For me, a couple of thoughts popped into my head the first time I did it. First, I never realized how fucking long 60 seconds can feel if you don’t do anything. It seems infinite but in a good way. Second, I felt weird. Why? Because I don’t remember doing or feeling this way… ever. We are not used to being with ourselves, even though we are ourselves 24 hours a day. How paradoxical is that?
I call this 60-second process a Tune In. It’s what I do at random times during my day. It helps me get focused, calm, grounded and (most of all) at ease. It eradicates the compulsive need to run away from your inner world and go numb yourself in the outer one. It gets you out of your head. It gets you feeling alive. (Damn, that sounded kinda woo-woo — It’s not. Try it.)
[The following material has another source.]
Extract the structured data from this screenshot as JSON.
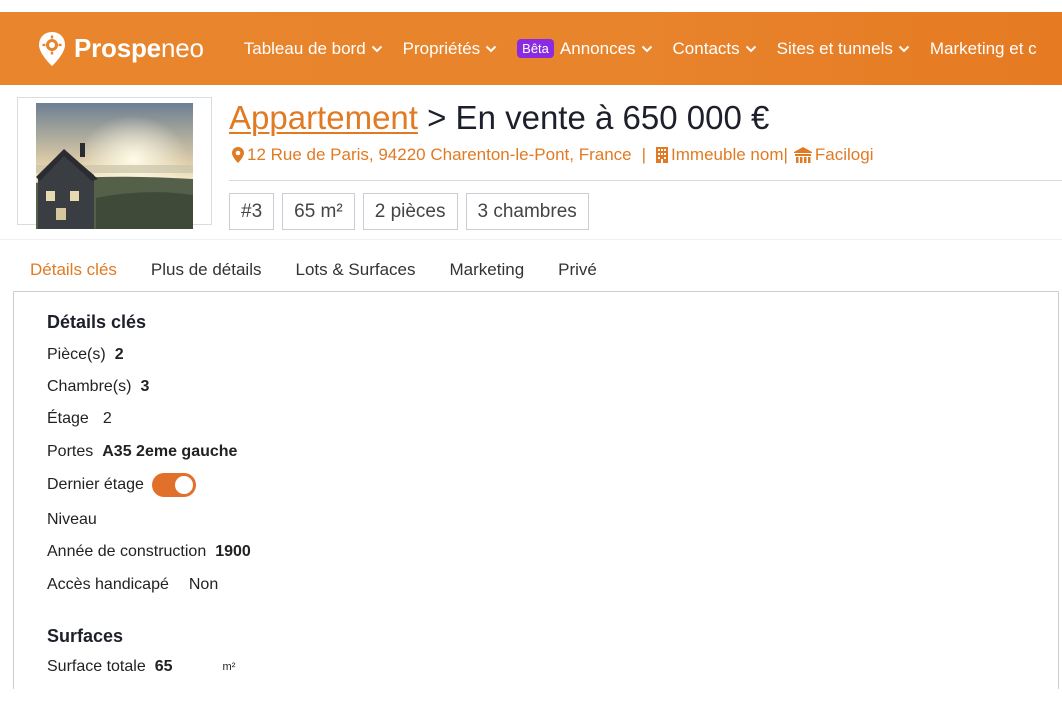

You don’t have to meditate for 2 hours unless that’s your undying wish — it sure as hell isn’t mine. I find doing a couple of Tune Ins during the course of my day is a quick and simple way to achieve the benefits mentioned earlier. The best part: you can do them practically anywhere, i.e. when you are waiting in line at your grocery store, at the gym in between sets, while waiting for the traffic light to turn green… The possibilities are endless. As a side benefit, this sporadic Tune Ins helps you make this “enough” feeling part of your life as you weave them in seamlessly with your regular activities.
When these regular Tune Ins get comfortable and you start to really enjoy them, you can try adding 10–20 minutes of just doing nothing to your day — like some people do with meditation. Try out what works for you. I prefer this being-with-myself time in the evening, simply lying in bed. (Not in that way, pervert.)
WHAT AWAITS ON THE HORIZON
There is sand all around him. He’s been wandering this godforsaken place for days now. Starved. Dehydrated. Exhausted in body and spirit. Lost. The sky above is bathing in total darkness. No stars. Dead. He knows this, yet a strange feeling emerges in his gut urging him to look up once more. It’s instinct, not faith, that makes his eyes look up. And then he sees it…
One lonely star in the middle of pitch black sky. The star that changes everything. Still at the same place, yet he’s not lost anymore. There is hope on the horizon. There’s the North star showing him the way.
Stopping the rat race of your normal day — always trying to do more and be at 3 places at the same time — will be scary and uncomfortable at first. That’s okay. Everything you are not used to feels like that. However, after doing it a couple of times another feeling will begin to set in… hope. “I can beat compulsion. I don’t have to run anymore. Nothing scary will happen.”
Silently, but surely another thought comes knocking on your mind’s door… a strange thought: “Shit. Maybe, just maybe, I’m enough.”
The thought and feeling that will, if you make them your guideline, lead you to a better, happier life.
Your North Star.
A traveler’s star is always the same size, always in the sky — yours can expand and become bigger, brighter. The more you learn how to be with yourself, how to tune into your sensations and just be, the more “YOU” you feel. “Your North Star is growing.” You become more present, relaxed and comfortable at everything you do in your life. “It grows brighter.” Suddenly, everything you do is not an escape anymore. You are not afraid. You are enough. You are not running. You are enough.